– Не встану. Шагу не сделаю.
– Чяери, ты с ума сошла? – так же тихо, раздельно спросила Варька. – Восемь тысяч на кону! Встань и иди, ты цыганка! Со своим поляком как хочешь разбирайся после, а сейчас встань и иди! Ждут тебя!
– Как же вы мне, христопродавцы, осточертели все… – горько сказала Данка, отворачиваясь к замерзшему, мерцающему синими искрами окну. – Ступай, Варька… Выйду сейчас, только поди вон, ради бога…
Варька еще минуту вглядывалась в нее. Затем поднялась и без единого слова скрылась за дверью. Данка посидела немного, прижимаясь горящим лбом к ледяному стеклу. Затем резко встала, одернула муаровое платье так, что грудь чуть не выпала из декольте, схватила со спинки стула шаль и вышла из «актерской». К Данке тут же кинулись цыгане, что-то заговорили, загалдели все разом, начали хватать за руки, плечи, толкать в спину. Перед глазами мелькнуло потемневшее, неподвижное лицо Кузьмы (он один молчал), но Данка пронеслась мимо него, не обернувшись, с надменно вздернутым подбородком, и, с силой отпихнув руки цыган, быстро вошла, почти вбежала в сияющий зал, где ее встретил оглушительный взрыв аплодисментов.

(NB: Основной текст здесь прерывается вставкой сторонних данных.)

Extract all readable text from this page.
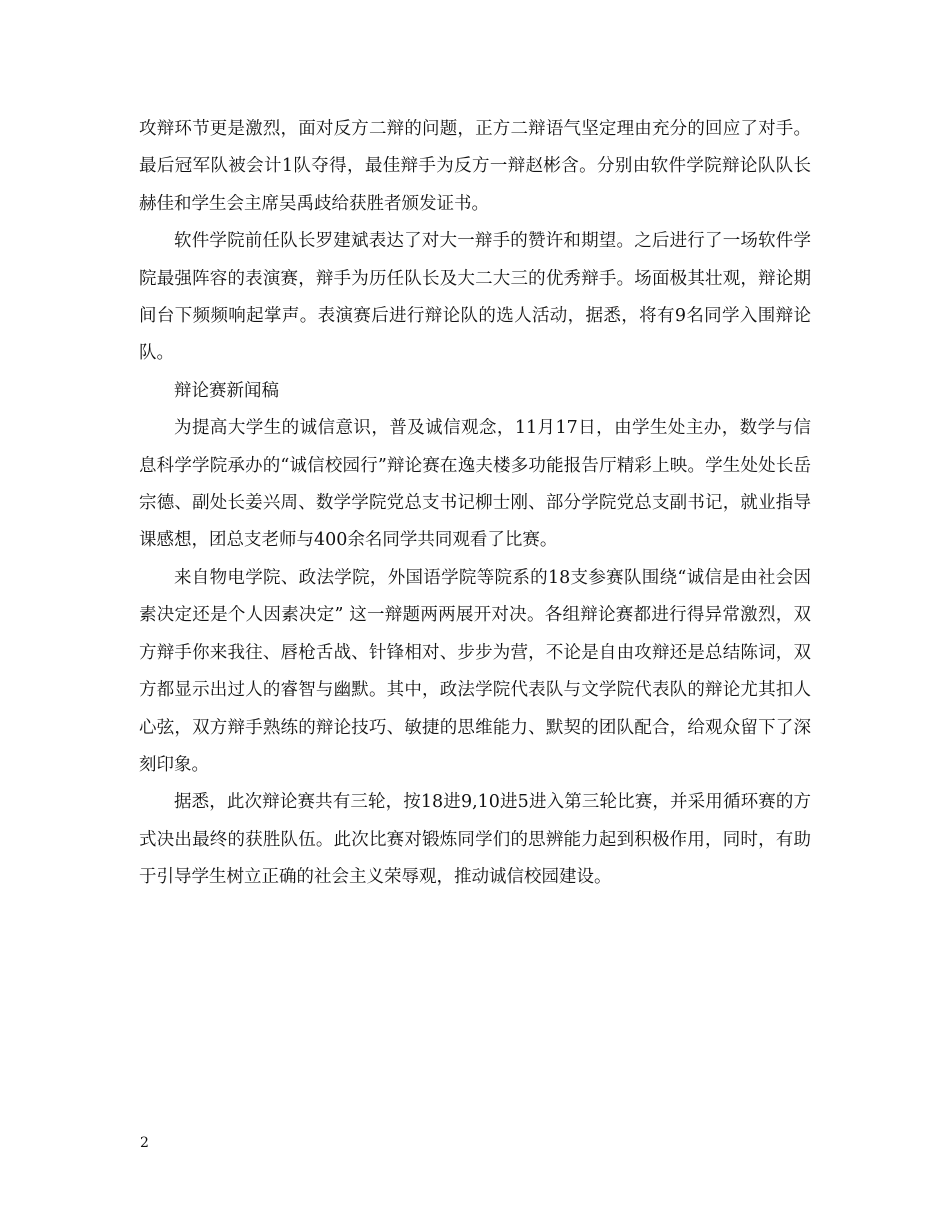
攻辩环节更是激烈，面对反方二辩的问题，正方二辩语气坚定理由充分的回应了对手。最后冠军队被会计1队夺得，最佳辩手为反方一辩赵彬含。分别由软件学院辩论队队长赫佳和学生会主席吴禹歧给获胜者颁发证书。

软件学院前任队长罗建斌表达了对大一辩手的赞许和期望。之后进行了一场软件学院最强阵容的表演赛，辩手为历任队长及大二大三的优秀辩手。场面极其壮观，辩论期间台下频频响起掌声。表演赛后进行辩论队的选人活动，据悉，将有9名同学入围辩论队。

辩论赛新闻稿

为提高大学生的诚信意识，普及诚信观念，11月17日，由学生处主办，数学与信息科学学院承办的“诚信校园行”辩论赛在逸夫楼多功能报告厅精彩上映。学生处处长岳宗德、副处长姜兴周、数学学院党总支书记柳士刚、部分学院党总支副书记，就业指导课感想，团总支老师与400余名同学共同观看了比赛。

来自物电学院、政法学院，外国语学院等院系的18支参赛队围绕“诚信是由社会因素决定还是个人因素决定” 这一辩题两两展开对决。各组辩论赛都进行得异常激烈，双方辩手你来我往、唇枪舌战、针锋相对、步步为营，不论是自由攻辩还是总结陈词，双方都显示出过人的睿智与幽默。其中，政法学院代表队与文学院代表队的辩论尤其扣人心弦，双方辩手熟练的辩论技巧、敏捷的思维能力、默契的团队配合，给观众留下了深刻印象。

据悉，此次辩论赛共有三轮，按18进9,10进5进入第三轮比赛，并采用循环赛的方式决出最终的获胜队伍。此次比赛对锻炼同学们的思辨能力起到积极作用，同时，有助于引导学生树立正确的社会主义荣辱观，推动诚信校园建设。

2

…Домой цыгане вернулись глубокой ночью, возбужденные и счастливые. Вечер прошел с большим успехом. Данку не отпускали от столиков, она по нескольку раз спела весь свой репертуар, плясала, снова пела, едва переводила дух, сидя за столом пьяного от водки и счастья Сыромятникова или у него же на коленях, и опять шла выступать. К двум часам ночи она была еле жива, но избавление пришло неожиданно: Сыромятников заснул прямо посреди «Не будите вы меня», уронив взлохмаченную голову на стол и своим храпом перекрывая весь хор цыган. Не проснулся он даже тогда, когда его на руках выносили из зала шестеро половых. Теперь можно было с чистым сердцем и огромным заработком ехать отдыхать.
– На ногах стоишь или извозчика взять? – озабоченно спросила Варька, когда они вместе с шатающейся от усталости Данкой шагнули из задней двери ресторана на мороз. Остальные цыгане давно ушли вперед, из-за угла отчетливо слышались в ледяном воздухе их смех и громкий разговор, вместе с ними был и Кузьма, так и не сказавший ни слова за весь вечер. Данка с Варькой стояли одни на пустой, заснеженной улице под редкими звездами. В ресторане уже погасили огни. Где-то далеко, на Большой Грузинской, слышался удаляющийся скрип полозьев, вялый собачий брех раздавался из-за забора.
– Я сама дойду, – чуть слышно ответила Данка.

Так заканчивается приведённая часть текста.